Contemporary Art is according to Thierry de Duve quite young – only a hundred years old. Compared with the subtle qualities that classical music, memorials, literature and oil painting have, based on singularity in classical tradition, education and ownership Contemporary Art must not relate so much to what Sigmund Freud called “Unbehagens in
der Kultur”. It gives the human imagination, the one we have been developing since before the first ice age, the imagination who helped men and women to escape a dreadful everyday, expanding their possibilities and dreaming another world or developing utopias, more room to play in. Artist of today have the possibility to make art that restructure and rebuilds itself in the minds of the viewer. It can be totally abstract but realistic, realistic/abstract. It can be based on a idée or a thought, what kind of material is rather unimportant – the important thing is that what ever comes away there is an artistic mind behind it that is willing to break the boundaries between critical and creative
thought. Are interviews and archives important? Are there any art collections? Do we need museums? The Danger Museum is a paper museum so it can be closed down and opened up again with relatively little effort. No need for backbreaking breaking appeals for public funding or corporate partnerships, no need for architects, no hard hat site visits, no temporary off site projects and no completely rethinking the collection. The Danger Museum forms like the liquid image on the soap bubble of expectations and rhetoric produced by cultural people when they get together. In the museum world, people like to ask the question ‘what will the museum of the future be?’ and this becomes the basis of conference papers, plenary sessions, in depth interviews with artists, critics and curators. Is it going to be the laboratory or the archive? How can we continue to think about a grassroots when there is no outside? Can we perhaps
bring it all under one roof in a smart convergence of laptops and plywood structures, email printouts installed like text works, cartoon scribbles from (all are welcome) round table discussions pinned onto notice boards alongside digital images from opening nights?

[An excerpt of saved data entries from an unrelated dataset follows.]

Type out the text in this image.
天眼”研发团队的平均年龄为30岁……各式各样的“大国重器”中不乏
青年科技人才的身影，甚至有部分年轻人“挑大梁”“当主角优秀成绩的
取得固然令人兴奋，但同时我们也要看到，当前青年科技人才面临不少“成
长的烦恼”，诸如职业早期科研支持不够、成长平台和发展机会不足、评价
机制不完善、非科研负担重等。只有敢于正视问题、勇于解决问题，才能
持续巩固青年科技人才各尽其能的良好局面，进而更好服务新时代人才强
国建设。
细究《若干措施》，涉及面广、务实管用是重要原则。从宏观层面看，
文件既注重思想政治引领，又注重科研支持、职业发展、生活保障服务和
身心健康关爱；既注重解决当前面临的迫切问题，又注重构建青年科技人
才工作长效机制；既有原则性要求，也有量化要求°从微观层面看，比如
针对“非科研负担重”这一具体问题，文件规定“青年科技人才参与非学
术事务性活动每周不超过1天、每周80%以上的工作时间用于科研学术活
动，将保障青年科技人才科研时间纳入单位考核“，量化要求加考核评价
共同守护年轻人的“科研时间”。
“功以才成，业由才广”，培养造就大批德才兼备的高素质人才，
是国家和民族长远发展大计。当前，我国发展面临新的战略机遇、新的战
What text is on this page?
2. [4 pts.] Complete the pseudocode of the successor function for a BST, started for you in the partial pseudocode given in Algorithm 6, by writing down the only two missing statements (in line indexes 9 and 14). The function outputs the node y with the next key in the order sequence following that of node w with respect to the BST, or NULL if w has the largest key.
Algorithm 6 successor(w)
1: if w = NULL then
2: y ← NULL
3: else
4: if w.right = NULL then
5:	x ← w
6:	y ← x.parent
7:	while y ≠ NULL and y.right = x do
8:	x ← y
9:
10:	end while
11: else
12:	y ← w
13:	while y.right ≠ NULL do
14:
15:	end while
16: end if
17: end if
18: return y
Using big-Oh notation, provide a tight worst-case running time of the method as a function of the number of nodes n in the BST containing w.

The Danger Museum reflects this back in the form of a digital representation. Not in the spirit of an experiential museum in cyberspace, but instead as a paper-thin laser printed colour copy all over view with several different ways of showing the dynamics of any situation. Giving voice to the creeping feeling that every situation is the same –
right down to its emphasis on the local. In this manner the Danger Museum is as impervious to context as the art world itself. Happily swapping this gallery space for that, implanting this artwork into that setting, rearranging the players with the power of cut and paste and even subverting the temporal sequence of things by appearing at openings
before they have happened. Does this make the Danger Museum some kind of cock sure peripatetic institutional critique or is it relationally inclined? Neither is the case. Instead it arrives into town with the uncertainty of a participant observer, unsure of its role. Much like everybody else, its position is never properly defined, and so a highly formalised gallery map is made, a structure predicated on the art world, in which the museum appears as one element among many. This structure is composed from arrangements of people and places. From peoples expectations, their profession, their working environment, their milieu, their social skills, their taste, their clothes, their figure and their face as it forms a plane of colour or silhouette against a backdrop of exhibition architecture dotted with
artworks (in which they feature). The Danger Museum is a social commentator, that, sensitive to the multiple nuances and quirks of the art circuit, its ambiguity and self conscious way of linking activity and meaning, finds itself unable to state a clear position. So instead it plays with the power of pictorial representation to simultaneously
augment and defuse meaning, to perform an archival role as well as to hypothesise about the future – as a possible re-configurations of the present.